Horror Novelists Discuss the Scariest Stories They've Actually Encountered

A Renowned Horror Author

A Chilling Tale by Shirley Jackson

I read this story long ago and it has haunted me ever since. The titular vacationers happen to be the Allisons urban dwellers, who rent an identical remote country cottage every summer. During this visit, rather than heading back to the city, they decide to lengthen their stay an extra month – something that seems to disturb everyone in the nearby town. All pass on a similar vague warning that nobody has remained at the lake after the end of summer. Nonetheless, the couple are resolved to remain, and that’s when things start to get increasingly weird. The person who delivers oil refuses to sell to the couple. Not a single person is willing to supply food to the cottage, and as the Allisons attempt to travel to the community, the car won’t start. A storm gathers, the batteries within the device diminish, and with the arrival of dusk, “the aged individuals crowded closely within their rental and waited”. What might be the Allisons expecting? What could the locals understand? Whenever I revisit the writer’s unnerving and influential narrative, I recall that the best horror originates in that which remains hidden.

An Acclaimed Writer

An Eerie Story by a noted author

In this short story a couple go to an ordinary seaside town where bells ring the whole time, an incessant ringing that is irritating and inexplicable. The opening truly frightening episode takes place at night, at the time they opt to go for a stroll and they can’t find the sea. There’s sand, there is the odor of putrid marine life and salt, waves crash, but the sea appears spectral, or a different entity and even more alarming. It’s just deeply malevolent and whenever I go to a beach after dark I remember this narrative that destroyed the beach in the evening to my mind – in a good way.

The newlyweds – the wife is youthful, the husband is older – head back to the hotel and learn the reason for the chiming, in a long sequence of enclosed spaces, macabre revelry and mortality and youth encounters dance of death chaos. It’s an unnerving meditation on desire and deterioration, a pair of individuals maturing in tandem as a couple, the attachment and violence and tenderness in matrimony.

Not merely the most frightening, but likely one of the best short stories out there, and a beloved choice. I experienced it in the Spanish language, in the initial publication of these tales to be released in this country several years back.

Catriona Ward

A Dark Novel from Joyce Carol Oates

I perused Zombie near the water in France a few years ago. Even with the bright weather I sensed cold creep through me. Additionally, I sensed the excitement of excitement. I was composing my latest book, and I faced an obstacle. I wasn’t sure whether there existed an effective approach to compose some of the fearful things the book contains. Going through this book, I saw that it could be done.

Released decades ago, the novel is a bleak exploration within the psyche of a young serial killer, Quentin P, modeled after a notorious figure, the murderer who killed and cut apart 17 young men and boys in Milwaukee over a decade. Notoriously, this person was consumed with making a submissive individual that would remain with him and made many horrific efforts to achieve this.

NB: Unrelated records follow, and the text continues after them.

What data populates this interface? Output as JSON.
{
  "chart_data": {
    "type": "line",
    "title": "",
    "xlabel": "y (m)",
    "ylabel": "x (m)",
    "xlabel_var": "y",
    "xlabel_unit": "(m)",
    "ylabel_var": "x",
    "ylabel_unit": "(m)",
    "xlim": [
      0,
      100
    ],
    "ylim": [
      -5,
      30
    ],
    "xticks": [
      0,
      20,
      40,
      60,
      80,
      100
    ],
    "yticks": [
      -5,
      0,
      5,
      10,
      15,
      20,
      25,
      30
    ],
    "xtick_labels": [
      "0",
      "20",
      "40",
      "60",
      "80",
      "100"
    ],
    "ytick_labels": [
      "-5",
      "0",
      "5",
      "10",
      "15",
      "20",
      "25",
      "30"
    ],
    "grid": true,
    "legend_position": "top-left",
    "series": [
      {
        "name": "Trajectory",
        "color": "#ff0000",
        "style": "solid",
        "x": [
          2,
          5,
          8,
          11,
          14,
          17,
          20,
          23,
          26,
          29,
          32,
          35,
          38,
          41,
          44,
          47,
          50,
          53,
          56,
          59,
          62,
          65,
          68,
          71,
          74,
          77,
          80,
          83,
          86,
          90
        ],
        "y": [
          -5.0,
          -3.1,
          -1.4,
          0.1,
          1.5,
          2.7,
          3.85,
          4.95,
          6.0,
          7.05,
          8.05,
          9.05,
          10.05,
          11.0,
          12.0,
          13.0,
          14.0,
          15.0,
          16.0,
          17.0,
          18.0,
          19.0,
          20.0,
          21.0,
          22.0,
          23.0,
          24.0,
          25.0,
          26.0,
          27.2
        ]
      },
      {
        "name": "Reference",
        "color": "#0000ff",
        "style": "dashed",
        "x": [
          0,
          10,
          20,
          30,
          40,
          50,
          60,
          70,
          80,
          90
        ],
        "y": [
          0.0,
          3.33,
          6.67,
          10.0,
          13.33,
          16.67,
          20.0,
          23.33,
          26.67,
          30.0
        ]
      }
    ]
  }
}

The deeds the novel describes are terrible, but just as scary is the emotional authenticity. Quentin P’s terrible, fragmented world is plainly told in spare prose, details omitted. The audience is immersed trapped in his consciousness, obliged to observe thoughts and actions that appal. The strangeness of his thinking is like a tangible impact – or finding oneself isolated on a barren alien world. Going into this book is not just reading than a full body experience. You are absorbed completely.

An Accomplished Author

A Haunting Novel by Helen Oyeyemi

When I was a child, I walked in my sleep and subsequently commenced experiencing nightmares. At one point, the terror involved a dream where I was trapped in a box and, upon awakening, I realized that I had ripped the slat off the window, trying to get out. That house was falling apart; when it rained heavily the ground floor corridor became inundated, insect eggs dropped from above on to my parents’ bed, and at one time a big rodent climbed the drapes in the bedroom.

Once a companion gave me Helen Oyeyemi’s novel, I was residing elsewhere in my childhood residence, but the tale regarding the building perched on the cliffs felt familiar to me, nostalgic as I was. It’s a book about a haunted clamorous, sentimental building and a girl who ingests limestone from the cliffs. I cherished the story so much and returned repeatedly to it, each time discovering {something

Lori Benitez
Lori Benitez

A certified wellness coach and mindfulness expert with over a decade of experience in holistic health practices.